The Grand Body of the Sisters of Charity (GBSC), not to be confused with Catholic women’s religious orders with a similar name, was formed in Indianapolis in 1874. African American women of Bethel African American Episcopal Church, including Celeste Allen, Eliza Goff, Ada Goins, Dr. Beulah Wright Porter, and Hulda Bates Webb, organized the club to serve southern Blacks moving to Indiana after Reconstruction and the Civil War. The founders recognized “great suffering and need that existed among people of the state” and established the club’s mission to address that need. In its early decades, the organization raised funds for medical treatments, provided at-home nursing care and companionship, and distributed clothing and food. Club members, some white organizations, and the general public contributed funds through dues, fundraising events, and donations.

Black and white photo of a 2 and 1/2 story Victorian house with a wraparound porch.
Grand Body of the Sisters of Charity hospital, 1911 Credit: Indianapolis News View Source

Between 1900 and 1930, GBSC operated a network of lodges around the state, with member benefits including burial and financial assistance. In 1911, the club established a 14-bed hospital for African Americans in a former residence at 15th and Missouri streets in Indianapolis. The hospital aimed to care primarily for lodge members, but it extended service to the entire Black community. Many of the lodges that had been instrumental in raising funds for hospital construction continued to support the institution once it opened.

For about 10 years, Lincoln Hospital, which was organized and operated by a group of prominent African American male physicians, and the GBSC hospital served the African American community with in-patient care and nurse training programs. GBSC’s staff and budget, however, were quickly overtaxed. In 1912, the hospital absorbed the Ward Sanitarium on Indiana Avenue, a surgical hospital that prominent Black physician Joseph H. Ward had established around 1906. It then moved to a smaller house at 502 California Street in 1918. The organization lacked financial resources to provide services to meet national accreditation requirements, forcing it to close in 1921.

A newspaper photo of a group of people under the heading "Grand Body Sisters of Charity observes 100the anniversary with gala program"
100th anniversary celebration of the Grand Body of the Sisters of Charity, 1975 Credit: Indianapolis Recorder View Source

As a hospital owned and operated by African American clubwomen, the Grand Body of the Sisters of Charity Hospital was a unique institution for the African American community in Indianapolis during the brief Black hospital movement of the early 1900s. The organization’s founding members also played instrumental roles in the formation of other important African American women’s charitable organizations of the era, including the Alpha Home (1883), established to care for the elderly, and the Woman’s Improvement Club (1903), which played a significant role in the care of African Americans who suffered from tuberculosis. Membership peaked at 1,200 and 18 lodges in 1912, then began to gradually decline in the 1920s. The Grand Body of the Sisters of Charity focused on providing general support and operating its lodge network in the 1920s. The organization also worked with the juvenile courts and created a junior membership program. It added transportation services, visits to nursing homes, and fundraising for scholarships.

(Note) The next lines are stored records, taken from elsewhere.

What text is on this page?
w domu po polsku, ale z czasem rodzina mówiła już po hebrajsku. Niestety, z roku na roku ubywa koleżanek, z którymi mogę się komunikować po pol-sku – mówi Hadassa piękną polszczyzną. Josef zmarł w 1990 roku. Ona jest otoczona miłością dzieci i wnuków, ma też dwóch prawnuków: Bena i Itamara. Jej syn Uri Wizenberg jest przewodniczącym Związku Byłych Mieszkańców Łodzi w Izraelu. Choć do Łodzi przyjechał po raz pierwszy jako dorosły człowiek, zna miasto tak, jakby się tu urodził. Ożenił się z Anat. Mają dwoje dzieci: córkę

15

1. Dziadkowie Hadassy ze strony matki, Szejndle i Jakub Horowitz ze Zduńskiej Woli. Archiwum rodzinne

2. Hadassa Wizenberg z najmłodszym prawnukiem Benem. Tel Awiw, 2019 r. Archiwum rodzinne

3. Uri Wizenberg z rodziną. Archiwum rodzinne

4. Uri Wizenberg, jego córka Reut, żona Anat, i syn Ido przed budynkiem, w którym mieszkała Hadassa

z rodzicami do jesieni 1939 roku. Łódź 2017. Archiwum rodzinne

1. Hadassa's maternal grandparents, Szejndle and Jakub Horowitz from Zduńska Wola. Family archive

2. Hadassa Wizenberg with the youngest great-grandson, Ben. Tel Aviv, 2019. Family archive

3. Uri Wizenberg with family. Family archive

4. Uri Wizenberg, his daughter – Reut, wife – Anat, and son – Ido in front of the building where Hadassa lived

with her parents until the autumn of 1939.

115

Membership languished through the years of the Great Depression and thereafter. Sixteen remaining members consolidated the remaining lodges into a single lodge in Indianapolis around 1980. The Indianapolis Recorder, the city’s African American newspaper, reported in 1993 that the organization’s members celebrated its 115th anniversary “with a king and queen contest.” It disbanded sometime after that. The former state headquarters remains standing at 1034-1036 Dr. Martin Luther King Jr. Drive in Indianapolis.